Depending upon the nature of the health status outcome variable I would suggest either a simple ordinary least squares regression where the risk factors are basically dummy coded (already done if they are coded 0/1) or a logistic regression.
Post by Glenn Fleisig, Ph.D. on Apr 23, 2008 10:02:53 GMT -6
Let me explain a little more about the risk factor variables. Each one is actually a biomechanical measurement (Such as knee angle). We've previously established a "proper" range for each risk factor variable, and consider an athlete to have an injury risk isf his data is either below or above the proper range. The data is close to a normal distribution, so about 2/3 of the subjects fall in the "proper" or "normal" range for each variable.
So we have several choices for coding the risk factor data:
Dummy code: 0=not in normal range 1=within normal range
Dummy code: -1=below normal range 0=within normal range 1=above normal range
Data: Use actual measurement value (for example, knee angle in degrees). The difficulty with this is, once again, that we expect a two-tailed effect; a high value is bad and a low value is bad.
I would like to inquire a little more on the proposed risk factors. What are the six? Why only six?
In addition, how are you quantifying injury?? Is it simply either "injured or not injured?" Would there be some type of logical categorization for the inuries (e.g., elbow vs. shoulder)? Or, would it be appropriate to categorize injuries based on something like.... anterior vs posterior shoulder injuries? If there are, this may be a way to strengthen your statistical argument with the categorical data analyses that have been suggested. When I evaluate pitchers, I believe there may be biomechanical measures that hint at the idea of anterior vs. posterior injuries...
Within the injury data you have.. is there a possibility to quantify the severity of the injury in terms of some quantitative measure such as.... time lost to injury? If this is possible, then you may be able to use some type of statistical analysis that based on two continuous data measures (i.e. amount of deviation [above or below] one or two standard deviations from the mean and a continuous injury severity measure. This opens things up a little:-)
Just one note of caution - the discussion is focused on linear models and does not get at the notion of interaction effects - that is, the combination is additive, which may or likely is untrue. From the initial question, it may be that interaction terms are most appropriate - does not require changing the models, but does involve thinking about the strategy for including interactions.
Post by Glenn Fleisig, Ph.D. on May 5, 2008 10:59:17 GMT -6
Thank you for your input. This gives our group some good issues to consider. I think the first thing we will do is just look at the data, in a big spreadsheet, to see if any patterns or trends just jump out at us.
I will post here later what approach we take, and how it works out.
Post by Glenn Fleisig, Ph.D. on Sept 29, 2008 14:45:39 GMT -6
Each subject had a numerical value for six kinematic parameters. These parameters are referred to here as the "potential injury risk factors."
We did six chi-squared analyses (one for each potential injury risk factor). For each chi-squared analysis, the value for each person's data was categorized as "good" or "bad," and their health was categorized as "injured" or "healthy."
Then we did a logistic regression.

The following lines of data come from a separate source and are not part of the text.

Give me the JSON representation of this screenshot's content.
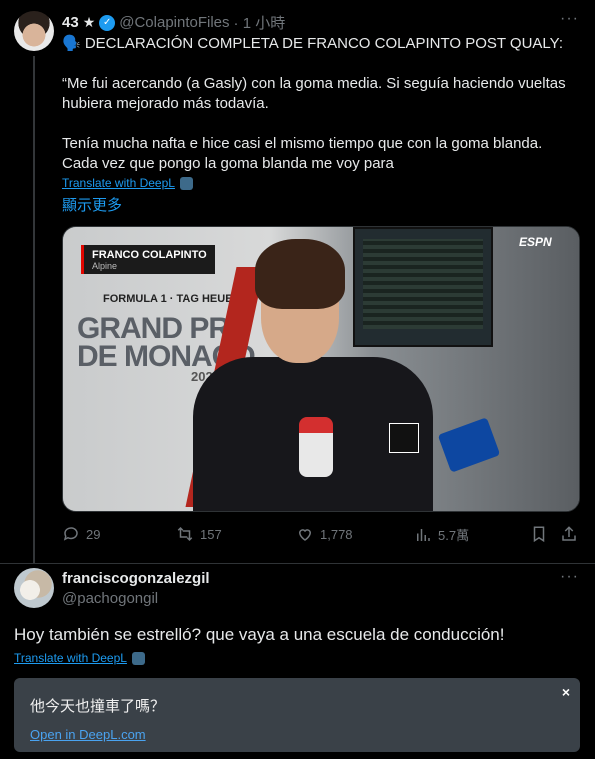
{
  "tweet1": {
    "display_name": "43",
    "handle": "@ColapintoFiles",
    "time": "· 1 小時",
    "heading": "🗣️ DECLARACIÓN COMPLETA DE FRANCO COLAPINTO POST QUALY:",
    "quote_line1": "“Me fui acercando (a Gasly) con la goma media. Si seguía haciendo vueltas hubiera mejorado más todavía.",
    "quote_line2": "Tenía mucha nafta e hice casi el mismo tiempo que con la goma blanda. Cada vez que pongo la goma blanda me voy para",
    "translate": "Translate with DeepL",
    "show_more": "顯示更多",
    "media": {
      "nameplate_name": "FRANCO COLAPINTO",
      "nameplate_team": "Alpine",
      "broadcaster": "ESPN",
      "banner_top": "FORMULA 1 · TAG HEUER",
      "banner_main": "GRAND PRI DE MONACO",
      "banner_year": "2025"
    },
    "stats": {
      "replies": "29",
      "retweets": "157",
      "likes": "1,778",
      "views": "5.7萬"
    }
  },
  "tweet2": {
    "display_name": "franciscogonzalezgil",
    "handle": "@pachogongil",
    "text": "Hoy también se estrelló?  que vaya a una escuela de conducción!",
    "translate": "Translate with DeepL"
  },
  "deepl_popup": {
    "translation": "他今天也撞車了嗎？",
    "open_link": "Open in DeepL.com",
    "close": "×"
  },
  "colors": {
    "accent": "#1d9bf0",
    "background": "#000000",
    "muted": "#71767b"
  }
}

This gave a equation for calculating the odds of injury, depending on the person's values for the six kinematic parameters. Some parameters in the regression were significant (p<0.05), and some were not.
For what it's worth, the findings of the logistic regression matched up well with the chi-squared analyses. However as pointed out above, there are several limitations and assumptions with the approach we used.
I'd consider multiple regression. The variables can be expressed either as 1) Absolute value of variance from mean, or 2) break each variable into 2 separate variables - one for positive variance from mean and the other for negative variance from mean. It might be instructive to do both of these - is it just the magnitude of variance from the mean or does the direction of variance from the mean matter also?
1. Lead foot position @ foot contact (stepping open or across one's body) 2. Throwing shoulder external rotation @ foot contact 3. Separation timing (the difference between the time of peak pelvis rotation velocity and peak upper trunk rotation velocity) 4. Maximum throwing shoulder horizontal adduction 5. Throwing shoulder abduction @ ball release 6. Lead knee extension (the difference between the lead knee's angle at foot contact and ball release)
Although Dr. Fleisig said that this study included 109 people, we actually were forced to reduce this group to 54 because of incomplete data and other exclusionary criteria. We had a difficult time tracking some people down and getting the necessary information from them. Unfortunately, this meant that our preliminary results were inconclusive, but we are hoping to build on to this with a stronger methodological approach in the future. We are working on developing a specific follow-up questionnaire to make sure we get the appropriate information from our subjects. We also have a few other ideas for modifying the methodology to better attack the questions we're asking.
One other very important thing that we continue to believe is that mechanics are one of a number of contributing factors to injury. Other significant "role players" are the amount of pitching, physical fitness (strength and conditioning), and anatomy and genetic pre-dispositions to injury. Our future research will try to control for some of these things to reduce the number of confounding factors.